A bone fracture appears to be a relatively simple medical problem to solve: cast it, wait, and everything will be fine. For about 10 percent of fracture patients though, healing doesn’t come easily. These patients, 600,000 people every year in the United States, require bone grafts or synthetic prostheses to mend their breaks.
Anna Spagnoli, M.D., assistant professor of Pediatrics and Cancer Biology, has another idea. She wants to use stem cells, harvested from a patient’s bone marrow, to aid fracture healing.
“As a pediatrician, I am especially interested in using stem cells to treat children with severe bone diseases like osteogenesis imperfecta,” a genetic disorder characterized by bones that break easily, Spagnoli says.
Investigators have known for 30 years that bone marrow contains two types of stem cells—the better known variety that repopulates the blood and another sort called mesenchymal stem cells that can become bones, cartilage, muscle, and even neurons, she explains. The potential of these cells to form cartilage is of particular importance for fracture healing, since cartilage grows as a “template” for new bone growth.
Spagnoli and colleagues turned to bioluminescence imaging to track mesenchymal stem cells in a mouse fracture model. They watched as the cells migrated through the animal and homed to the injured site after three days.
“This was an extremely important observation because homing of mesenchymal stem cells had never before been clearly demonstrated,” Spagnoli says.
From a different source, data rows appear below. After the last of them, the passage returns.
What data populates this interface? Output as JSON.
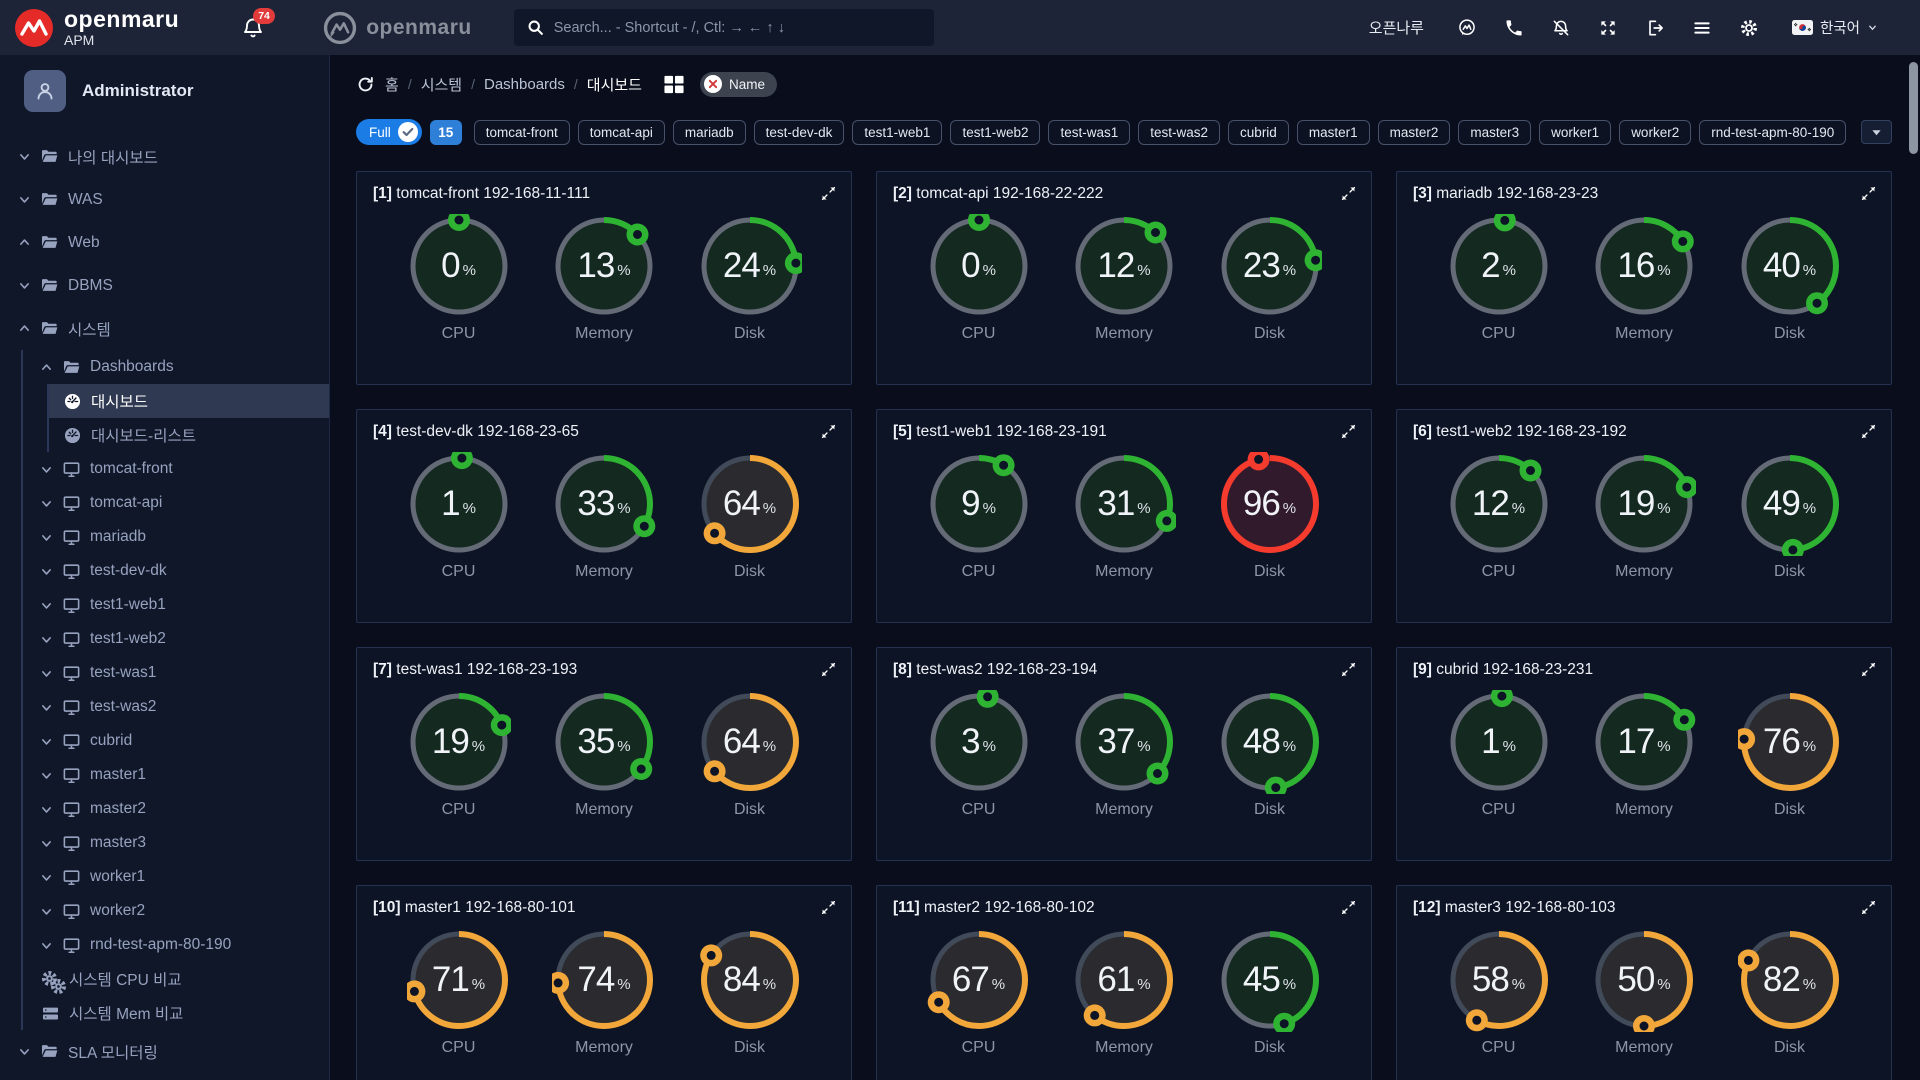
{
  "header": {
    "logo_title": "openmaru",
    "logo_subtitle": "APM",
    "notification_count": "74",
    "secondary_logo": "openmaru",
    "search_placeholder": "Search... - Shortcut - /, Ctl: → ← ↑ ↓",
    "account_name": "오픈나루",
    "language": "한국어",
    "icon_names": [
      "monitor-chat-icon",
      "phone-icon",
      "notifications-off-icon",
      "fullscreen-icon",
      "logout-icon",
      "menu-icon",
      "settings-icon"
    ]
  },
  "sidebar": {
    "user_name": "Administrator",
    "tree": [
      {
        "label": "나의 대시보드",
        "icon": "folder",
        "chevron": "down",
        "level": 0
      },
      {
        "label": "WAS",
        "icon": "folder",
        "chevron": "down",
        "level": 0
      },
      {
        "label": "Web",
        "icon": "folder",
        "chevron": "up",
        "level": 0
      },
      {
        "label": "DBMS",
        "icon": "folder",
        "chevron": "down",
        "level": 0
      },
      {
        "label": "시스템",
        "icon": "folder",
        "chevron": "up",
        "level": 0
      },
      {
        "label": "Dashboards",
        "icon": "folder",
        "chevron": "up",
        "level": 1,
        "guide": 1
      },
      {
        "label": "대시보드",
        "icon": "gauge",
        "level": 2,
        "guide": 2,
        "selected": true
      },
      {
        "label": "대시보드-리스트",
        "icon": "gauge",
        "level": 2,
        "guide": 2
      },
      {
        "label": "tomcat-front",
        "icon": "monitor",
        "chevron": "down",
        "level": 1,
        "guide": 1
      },
      {
        "label": "tomcat-api",
        "icon": "monitor",
        "chevron": "down",
        "level": 1,
        "guide": 1
      },
      {
        "label": "mariadb",
        "icon": "monitor",
        "chevron": "down",
        "level": 1,
        "guide": 1
      },
      {
        "label": "test-dev-dk",
        "icon": "monitor",
        "chevron": "down",
        "level": 1,
        "guide": 1
      },
      {
        "label": "test1-web1",
        "icon": "monitor",
        "chevron": "down",
        "level": 1,
        "guide": 1
      },
      {
        "label": "test1-web2",
        "icon": "monitor",
        "chevron": "down",
        "level": 1,
        "guide": 1
      },
      {
        "label": "test-was1",
        "icon": "monitor",
        "chevron": "down",
        "level": 1,
        "guide": 1
      },
      {
        "label": "test-was2",
        "icon": "monitor",
        "chevron": "down",
        "level": 1,
        "guide": 1
      },
      {
        "label": "cubrid",
        "icon": "monitor",
        "chevron": "down",
        "level": 1,
        "guide": 1
      },
      {
        "label": "master1",
        "icon": "monitor",
        "chevron": "down",
        "level": 1,
        "guide": 1
      },
      {
        "label": "master2",
        "icon": "monitor",
        "chevron": "down",
        "level": 1,
        "guide": 1
      },
      {
        "label": "master3",
        "icon": "monitor",
        "chevron": "down",
        "level": 1,
        "guide": 1
      },
      {
        "label": "worker1",
        "icon": "monitor",
        "chevron": "down",
        "level": 1,
        "guide": 1
      },
      {
        "label": "worker2",
        "icon": "monitor",
        "chevron": "down",
        "level": 1,
        "guide": 1
      },
      {
        "label": "rnd-test-apm-80-190",
        "icon": "monitor",
        "chevron": "down",
        "level": 1,
        "guide": 1
      },
      {
        "label": "시스템 CPU 비교",
        "icon": "gears",
        "level": 1,
        "guide": 1
      },
      {
        "label": "시스템 Mem 비교",
        "icon": "memory",
        "level": 1,
        "guide": 1
      },
      {
        "label": "SLA 모니터링",
        "icon": "folder",
        "chevron": "down",
        "level": 0
      }
    ]
  },
  "breadcrumb": {
    "items": [
      "홈",
      "시스템",
      "Dashboards",
      "대시보드"
    ],
    "tag_label": "Name"
  },
  "filter": {
    "full_label": "Full",
    "count": "15",
    "tags": [
      "tomcat-front",
      "tomcat-api",
      "mariadb",
      "test-dev-dk",
      "test1-web1",
      "test1-web2",
      "test-was1",
      "test-was2",
      "cubrid",
      "master1",
      "master2",
      "master3",
      "worker1",
      "worker2",
      "rnd-test-apm-80-190"
    ]
  },
  "gauge_labels": [
    "CPU",
    "Memory",
    "Disk"
  ],
  "cards": [
    {
      "num": "1",
      "host": "tomcat-front 192-168-11-111",
      "values": [
        0,
        13,
        24
      ]
    },
    {
      "num": "2",
      "host": "tomcat-api 192-168-22-222",
      "values": [
        0,
        12,
        23
      ]
    },
    {
      "num": "3",
      "host": "mariadb 192-168-23-23",
      "values": [
        2,
        16,
        40
      ]
    },
    {
      "num": "4",
      "host": "test-dev-dk 192-168-23-65",
      "values": [
        1,
        33,
        64
      ]
    },
    {
      "num": "5",
      "host": "test1-web1 192-168-23-191",
      "values": [
        9,
        31,
        96
      ]
    },
    {
      "num": "6",
      "host": "test1-web2 192-168-23-192",
      "values": [
        12,
        19,
        49
      ]
    },
    {
      "num": "7",
      "host": "test-was1 192-168-23-193",
      "values": [
        19,
        35,
        64
      ]
    },
    {
      "num": "8",
      "host": "test-was2 192-168-23-194",
      "values": [
        3,
        37,
        48
      ]
    },
    {
      "num": "9",
      "host": "cubrid 192-168-23-231",
      "values": [
        1,
        17,
        76
      ]
    },
    {
      "num": "10",
      "host": "master1 192-168-80-101",
      "values": [
        71,
        74,
        84
      ]
    },
    {
      "num": "11",
      "host": "master2 192-168-80-102",
      "values": [
        67,
        61,
        45
      ]
    },
    {
      "num": "12",
      "host": "master3 192-168-80-103",
      "values": [
        58,
        50,
        82
      ]
    }
  ],
  "thresholds": {
    "warn": 50,
    "crit": 90
  },
  "colors": {
    "ok": "#2eb432",
    "warn": "#f2a73b",
    "crit": "#f43b2e",
    "ok_fill": "#142a20",
    "warn_fill": "#2b2b2f",
    "crit_fill": "#311a2b",
    "ok_track": "#646b77",
    "warn_track": "#414a59",
    "crit_track": "#414a59",
    "accent_blue": "#1a7ce4",
    "badge_red": "#e23b3b"
  }
}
Bioluminescence imaging has also allowed the investigators to quantitate the number of cells that migrate to the fracture site, she says.
“What we want to do in the long term is to engineer these cells with growth factors that promote cartilage formation and fracture healing—to combine stem cell therapy with gene therapy,” Spagnoli says.
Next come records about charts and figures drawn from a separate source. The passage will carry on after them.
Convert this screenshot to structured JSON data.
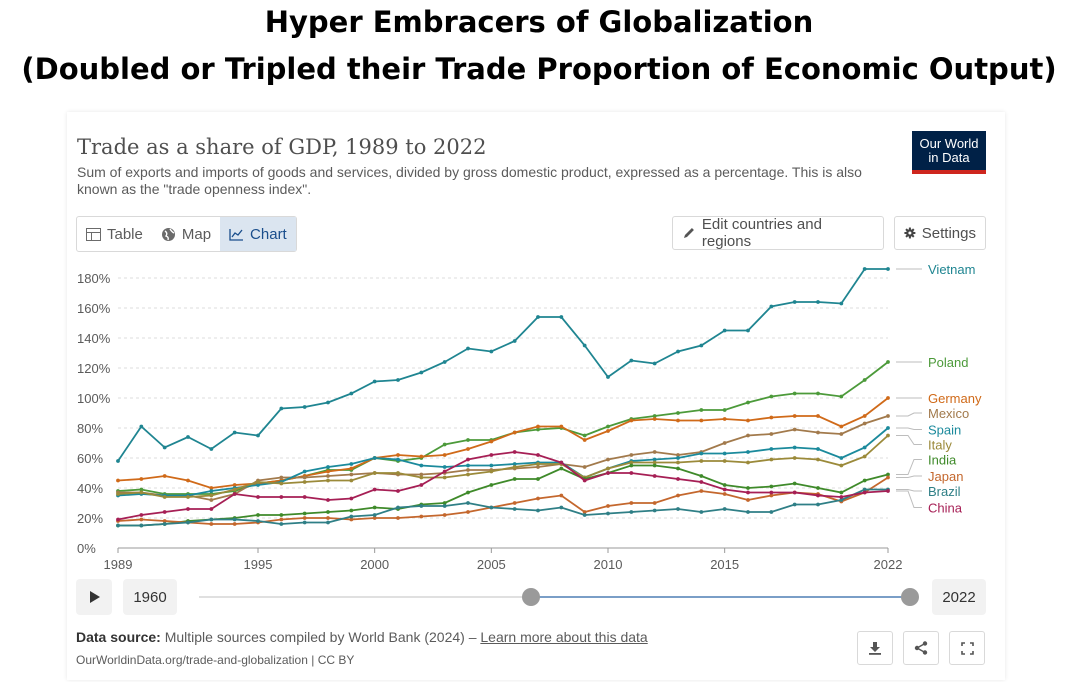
{
  "headline": {
    "line1": "Hyper Embracers of Globalization",
    "line2": "(Doubled or Tripled their Trade Proportion of Economic Output)"
  },
  "card": {
    "title": "Trade as a share of GDP, 1989 to 2022",
    "subtitle": "Sum of exports and imports of goods and services, divided by gross domestic product, expressed as a percentage. This is also known as the \"trade openness index\".",
    "logo_line1": "Our World",
    "logo_line2": "in Data"
  },
  "tabs": [
    {
      "label": "Table",
      "icon": "table-icon"
    },
    {
      "label": "Map",
      "icon": "globe-icon"
    },
    {
      "label": "Chart",
      "icon": "line-chart-icon"
    }
  ],
  "buttons": {
    "edit": "Edit countries and regions",
    "settings": "Settings"
  },
  "timeline": {
    "start": "1960",
    "end": "2022"
  },
  "footer": {
    "source_label": "Data source:",
    "source_text": "Multiple sources compiled by World Bank (2024) –",
    "learn_more": "Learn more about this data",
    "url": "OurWorldinData.org/trade-and-globalization | CC BY"
  },
  "colors": {
    "Vietnam": "#1f8591",
    "Poland": "#4c9a3a",
    "Germany": "#d06a19",
    "Mexico": "#a27a4c",
    "Spain": "#1b8a9c",
    "Italy": "#9b8a3a",
    "India": "#3f8a2a",
    "Japan": "#c4672d",
    "Brazil": "#2f7f86",
    "China": "#a61f55"
  },
  "chart_data": {
    "type": "line",
    "ylim": [
      0,
      180
    ],
    "yticks": [
      0,
      20,
      40,
      60,
      80,
      100,
      120,
      140,
      160,
      180
    ],
    "ytick_labels": [
      "0%",
      "20%",
      "40%",
      "60%",
      "80%",
      "100%",
      "120%",
      "140%",
      "160%",
      "180%"
    ],
    "xlim": [
      1989,
      2022
    ],
    "xticks": [
      1989,
      1995,
      2000,
      2005,
      2010,
      2015,
      2022
    ],
    "xtick_labels": [
      "1989",
      "1995",
      "2000",
      "2005",
      "2010",
      "2015",
      "2022"
    ],
    "x": [
      1989,
      1990,
      1991,
      1992,
      1993,
      1994,
      1995,
      1996,
      1997,
      1998,
      1999,
      2000,
      2001,
      2002,
      2003,
      2004,
      2005,
      2006,
      2007,
      2008,
      2009,
      2010,
      2011,
      2012,
      2013,
      2014,
      2015,
      2016,
      2017,
      2018,
      2019,
      2020,
      2021,
      2022
    ],
    "series": [
      {
        "name": "Vietnam",
        "values": [
          58,
          81,
          67,
          74,
          66,
          77,
          75,
          93,
          94,
          97,
          103,
          111,
          112,
          117,
          124,
          133,
          131,
          138,
          154,
          154,
          135,
          114,
          125,
          123,
          131,
          135,
          145,
          145,
          161,
          164,
          164,
          163,
          186,
          186
        ]
      },
      {
        "name": "Poland",
        "values": [
          38,
          39,
          36,
          36,
          36,
          38,
          43,
          45,
          48,
          52,
          52,
          60,
          58,
          60,
          69,
          72,
          72,
          77,
          79,
          80,
          75,
          81,
          86,
          88,
          90,
          92,
          92,
          97,
          101,
          103,
          103,
          101,
          112,
          124
        ]
      },
      {
        "name": "Germany",
        "values": [
          45,
          46,
          48,
          45,
          40,
          42,
          43,
          45,
          48,
          51,
          53,
          60,
          62,
          61,
          62,
          66,
          71,
          77,
          81,
          81,
          72,
          78,
          85,
          86,
          85,
          85,
          86,
          85,
          87,
          88,
          88,
          81,
          88,
          100
        ]
      },
      {
        "name": "Mexico",
        "values": [
          37,
          37,
          35,
          35,
          32,
          36,
          45,
          47,
          47,
          48,
          49,
          50,
          49,
          49,
          50,
          52,
          52,
          53,
          54,
          56,
          54,
          59,
          62,
          64,
          62,
          64,
          70,
          75,
          76,
          79,
          77,
          76,
          83,
          88
        ]
      },
      {
        "name": "Spain",
        "values": [
          35,
          36,
          35,
          35,
          38,
          40,
          42,
          44,
          51,
          54,
          56,
          60,
          59,
          55,
          54,
          55,
          55,
          56,
          57,
          57,
          47,
          53,
          58,
          59,
          60,
          63,
          63,
          64,
          66,
          67,
          66,
          60,
          67,
          80
        ]
      },
      {
        "name": "Italy",
        "values": [
          36,
          37,
          34,
          34,
          35,
          39,
          44,
          43,
          44,
          45,
          45,
          50,
          50,
          47,
          47,
          49,
          51,
          54,
          56,
          56,
          47,
          53,
          57,
          57,
          57,
          58,
          58,
          57,
          59,
          60,
          59,
          55,
          61,
          75
        ]
      },
      {
        "name": "India",
        "values": [
          15,
          15,
          16,
          18,
          19,
          20,
          22,
          22,
          23,
          24,
          25,
          27,
          26,
          29,
          30,
          37,
          42,
          46,
          46,
          53,
          46,
          50,
          55,
          55,
          53,
          48,
          42,
          40,
          41,
          43,
          40,
          37,
          45,
          49
        ]
      },
      {
        "name": "Japan",
        "values": [
          18,
          19,
          18,
          17,
          16,
          16,
          17,
          19,
          20,
          20,
          19,
          20,
          20,
          21,
          22,
          24,
          27,
          30,
          33,
          35,
          24,
          28,
          30,
          30,
          35,
          38,
          36,
          32,
          35,
          37,
          36,
          31,
          37,
          47
        ]
      },
      {
        "name": "Brazil",
        "values": [
          15,
          15,
          16,
          17,
          19,
          19,
          18,
          16,
          17,
          17,
          21,
          22,
          27,
          28,
          28,
          30,
          27,
          26,
          25,
          27,
          22,
          23,
          24,
          25,
          26,
          24,
          26,
          24,
          24,
          29,
          29,
          32,
          39,
          39
        ]
      },
      {
        "name": "China",
        "values": [
          19,
          22,
          24,
          26,
          26,
          36,
          34,
          34,
          34,
          32,
          33,
          39,
          38,
          42,
          51,
          59,
          62,
          64,
          62,
          57,
          45,
          50,
          50,
          48,
          46,
          44,
          39,
          37,
          37,
          37,
          35,
          34,
          37,
          38
        ]
      }
    ],
    "labels": [
      {
        "name": "Vietnam",
        "label_y": 186
      },
      {
        "name": "Poland",
        "label_y": 124
      },
      {
        "name": "Germany",
        "label_y": 100
      },
      {
        "name": "Mexico",
        "label_y": 90
      },
      {
        "name": "Spain",
        "label_y": 79
      },
      {
        "name": "Italy",
        "label_y": 69
      },
      {
        "name": "India",
        "label_y": 59
      },
      {
        "name": "Japan",
        "label_y": 48
      },
      {
        "name": "Brazil",
        "label_y": 38
      },
      {
        "name": "China",
        "label_y": 27
      }
    ]
  }
}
For mesenchymal and other stem cells, the only way the research will eventually generate therapies “is if we have ways to follow cells after they’re put into humans,” says Sanjiv Sam Gambhir, M.D., Ph.D., director of the Molecular Imaging Program at Stanford University. “If you label these cells with a reporter gene, they’re permanently tagged—bar-coded—for life. And we can keep finding the status of these cells over time.”
Bioluminescence imaging likely won’t be the strategy to follow stem cells in humans, Gambhir says, but it is extremely valuable as a starting point for small animal studies.
“The technologies that are having the most impact in biological models right now are the optical technologies—because of their relative ease of use and suitability for small animals,” Gambhir says. “Bioluminescence and fluorescence are the main workhorses for solving certain problems before moving to the more complex technologies.”